From the Poker Vaults: Fred “Sarge” Ferris
Some play poker for the thrill of it, others for the challenge it provides. Fred “Sarge” Ferris came from an entirely different school of thought. He played the game because it was the best, if not only, way he knew of making a decent living. He was very much a classic grinder, only he did it looking for six-figure scores.
While growing up in Waterville, Maine during the height of the Great Depression, Ferris became all too familiar with the want and desire that goes hand in hand with poverty. His father, a Lebanese immigrant who worked for the railroad, struggled just to keep food on the table. Hoping to find a better life, Sarge’s brother enlisted in the Navy during World War II and went on to become a well-known jeweler and watchmaker in Las Vegas.
Sarge chose a different path. He picked gambling as his career, although the way he conducted himself it could hardly be called “gambling” at all. “I admired Sarge a lot because he didn’t give away one crumb,” said Jay Heimowitz, the six-time World Series of Poker bracelet winner. “He never showed his cards or gave away any information. He was the consummate pro.”
The conservative style Fred Ferris employed at the table surely sprang from his impoverished youth. “Sarge always remembered where we came from,” his brother recalled in a 1989 interview. “We were destitute as children. My brother never forgot that.”
Sarge Ferris loathed publicity, but he couldn’t help getting recognized after he won the $10,000 Deuce-to-Seven Draw event at the 1980 World Series of Poker. After outlasting Doyle Brunson in a heads-up match, he won his first and only gold bracelet, plus $150,000. Soon after collecting his winnings, he was approached by a cocky 26-year-old from New York looking to get staked in the main event. Stu Ungar had never played in the world championship before, and the odds reflected it. He was listed as a 100:1 longshot, but he somehow managed to convince Ferris that he had a legitimate chance of winning the world title. It was a good gamble on Ferris’ part. Ungar went on to win the championship, defeating Doyle Brunson heads up.
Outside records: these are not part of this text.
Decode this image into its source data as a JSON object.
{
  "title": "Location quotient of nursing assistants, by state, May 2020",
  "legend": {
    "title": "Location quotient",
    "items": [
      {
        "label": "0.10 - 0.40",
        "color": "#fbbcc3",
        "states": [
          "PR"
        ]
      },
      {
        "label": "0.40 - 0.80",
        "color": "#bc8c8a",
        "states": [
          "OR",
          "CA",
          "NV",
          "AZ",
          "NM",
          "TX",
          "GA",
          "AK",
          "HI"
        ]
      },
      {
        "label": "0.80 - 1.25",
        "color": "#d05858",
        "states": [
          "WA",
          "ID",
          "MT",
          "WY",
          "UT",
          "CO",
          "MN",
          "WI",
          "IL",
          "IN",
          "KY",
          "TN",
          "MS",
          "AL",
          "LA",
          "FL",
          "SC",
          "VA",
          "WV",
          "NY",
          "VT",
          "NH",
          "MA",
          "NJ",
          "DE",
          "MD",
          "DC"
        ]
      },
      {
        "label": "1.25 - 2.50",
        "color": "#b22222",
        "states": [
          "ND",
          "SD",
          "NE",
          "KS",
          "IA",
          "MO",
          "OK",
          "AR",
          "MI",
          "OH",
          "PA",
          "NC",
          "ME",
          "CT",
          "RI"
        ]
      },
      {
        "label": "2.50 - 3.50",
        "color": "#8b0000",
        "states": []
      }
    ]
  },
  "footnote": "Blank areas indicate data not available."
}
The next time Ferris made the news the circumstances were a bit less flattering. While he was sitting in a high-stakes cash game at Binion’s Horseshoe on April 22, 1983, a team of agents from the Internal Revenue Service stormed the cardroom and seized $46,000 worth of Ferris’ chips in order to pay off the back taxes he owed the government. What should have been a routine seizure turned somewhat controversial when one of the agents allegedly flipped a $25 poker chip at Ferris and told him to go buy a taco.
Upon reading about the incident, the local Hispanic community was outraged, for they believed the agent was mocking Ferris’ heritage. Although his parents were born in Lebanon, Ferris was often mistaken for a Mexican. According to Ferris’ brother, however, it was all a big misunderstanding. From what Sarge later told him, the agent didn’t intend to make a racially charged comment at all. He was actually trying to be nice, telling Sarge to use the $23 he had in his pocket to get himself a decent meal. “You can buy a good Mexican dinner here,” is what Sarge’s brother believed the agent actually said. It wasn’t a slight aimed at Ferris’ ancestry but merely a reference to the restaurant inside the Horseshoe where Sarge Ferris frequently ate.
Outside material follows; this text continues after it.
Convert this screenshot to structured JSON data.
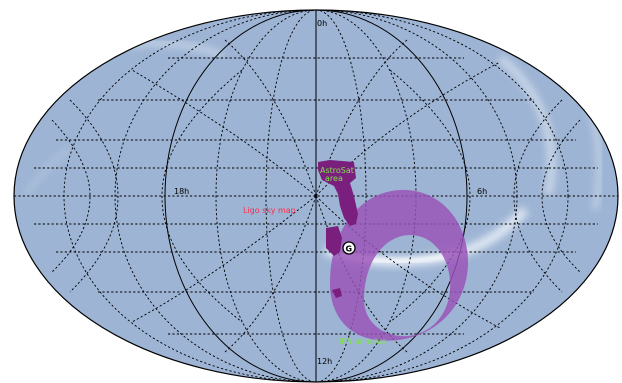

During the course of his life Ferris spent so much time at the poker table it seems fitting that he very nearly died there. He had just finished playing in a high-stakes cash game on March 12, 1989 when he suffered a massive heart attack that eventually killed him. His funeral in Las Vegas was well attended, but not everyone came out of love.
“Why are you here?” Doyle Brunson asked “Suitcase” Sam Angel at the services. “Everyone knows you and Sarge hated each other.”
“Yeah, I hated him, all right. I just want to make sure that c---sucker is dead.”
Later that year, Ferris was enshrined as the 18th inductee in the Poker Hall of Fame. Not all of the posthumous fame he acquired was good, however. In 1992, as part of an investigation looking into the relationship between organized crime and a casino on the Rincon Indian Reservation, he was named as one of five people in Las Vegas who owed money to the mob. Despite tarnishing his reputation, the story did have a bright side — he never had to pay up.